On 30th August 2018 families and organisations, together with the Human Rights Centre Paso del Norte, took part in a memorial event for the victims of forced disappearance, in the centre of Ciudad Juárez (Chihuahua).  Members of PBI Mexico were at their side, ensuring the human rights defeners of Paso del Norte were protected and to shed light on the topic of forced disappearance in the North of Mexico and the risk that the struggle for justice brings with it.

In front of the Museum of the Revolution at the Border, in the centre of Ciudad Juárez, collectives and family members of victims organised a memorial to attract the attention of the general public and authorities to the topic of forced disappearances to demand justice.  The faces of various victims appeared in a photographic exhibition, illuminated at dusk by candles that family members and other passers by had lit.  This was the last in a series of activities organised during the month of August to conmemorate the International Day for Victims of Forced Disappearance on 30th August.

Ciudad Juárez continues to be one of the most dangerous cities in the world, as seen in the high number of homicides and forced disappearances.  Throughout the first half of 2018, Chihuahua has the sixth highest number of forced disappearances with 2,186 registered in the state according to the National Register of Lost or Disappeared People, that caluculates its figures based on official reports presented to the authorities.  According to NGOs, the true figure is over 2,400.

The Human Rights Centre Paso del Norte has dedicated itself since 2001 to the holistic defense of cases of torture by armed forces and the police, and to cases of forced disappearance.  They work in an environment of extremely high risk due to the violent context of Ciudad Juárez, and the activities that they carry out.  The Human Rights Centre and those working for it have been targets of threats and harassment by the authorities.  A serious security incident was the breaking-in of their offices in 2011 by the Federal Police who were then sentenced to 6 years in prison.  They rely on protection measures from the Federal Mechanism for the protection of human rights defenders and journalists that they were given in 2012 and also precautionary measures from the Inter-American Commission for Human Rights awarded to them in 2011.  PBI has accompanied Paso del Norte since 2013.

Despite their situation of risk, the members of Paso del Norte continue to fight for justice and for human rights.  In June 2018, together with seven civil society organisations and the International Federation of Human Rights, Paso del Norte presented a report to the International Criminal Court (ICC) with the aim of offering further information about crimes against humanity that took place in the state of Chihuahua between 2008 and 2010, in the framework of the Joint Chihuahua Opperative and the "war against drugs".  According to this document, members of the armed forces that participated in the opperative, with full knowledge from the highest levels of civil and military authorities, committed crimes against humanity such as murders, torture, serious deprivation of liberty, rape, secual violence and forced disappearance.

PBI expresses its concern over the documented events in the report presented to the ICC and the impacts that a document as sensitive as this could have on the risk situation of Paso del Norte.

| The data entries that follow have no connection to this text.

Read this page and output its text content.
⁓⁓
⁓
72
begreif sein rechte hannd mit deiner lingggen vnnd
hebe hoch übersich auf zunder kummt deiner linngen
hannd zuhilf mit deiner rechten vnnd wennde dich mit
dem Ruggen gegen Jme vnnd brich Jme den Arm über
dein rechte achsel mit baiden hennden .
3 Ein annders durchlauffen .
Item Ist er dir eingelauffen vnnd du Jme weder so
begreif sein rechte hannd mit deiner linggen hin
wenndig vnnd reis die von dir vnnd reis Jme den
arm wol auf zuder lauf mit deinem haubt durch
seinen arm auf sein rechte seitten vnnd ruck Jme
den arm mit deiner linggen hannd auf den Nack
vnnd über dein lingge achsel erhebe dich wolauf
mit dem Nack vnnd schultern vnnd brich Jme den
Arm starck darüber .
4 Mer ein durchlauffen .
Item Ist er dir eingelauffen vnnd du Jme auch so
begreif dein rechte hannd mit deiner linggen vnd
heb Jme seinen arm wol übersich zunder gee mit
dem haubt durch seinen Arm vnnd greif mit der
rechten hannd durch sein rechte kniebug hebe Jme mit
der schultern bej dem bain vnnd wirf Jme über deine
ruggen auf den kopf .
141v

With this in mind, PBI organised a delegration of Spanish lawyers to visit Chihuahua, Coahuila and Mexico City in April 2018 in order to shed light on the risk situation that lawyers who defend human rights live through in these regions.  They published the results in the report "Mexico: constantly at the crossroads".  They highlihted that the situation of risk had not decreased for human rights defenders who work in the states of Chihuahua and Coahuila and that amongst the cases that generate most risk are those related to the denouncing of crimes such as torture and forced disappearances; topics that Paso del Norte specifically work on.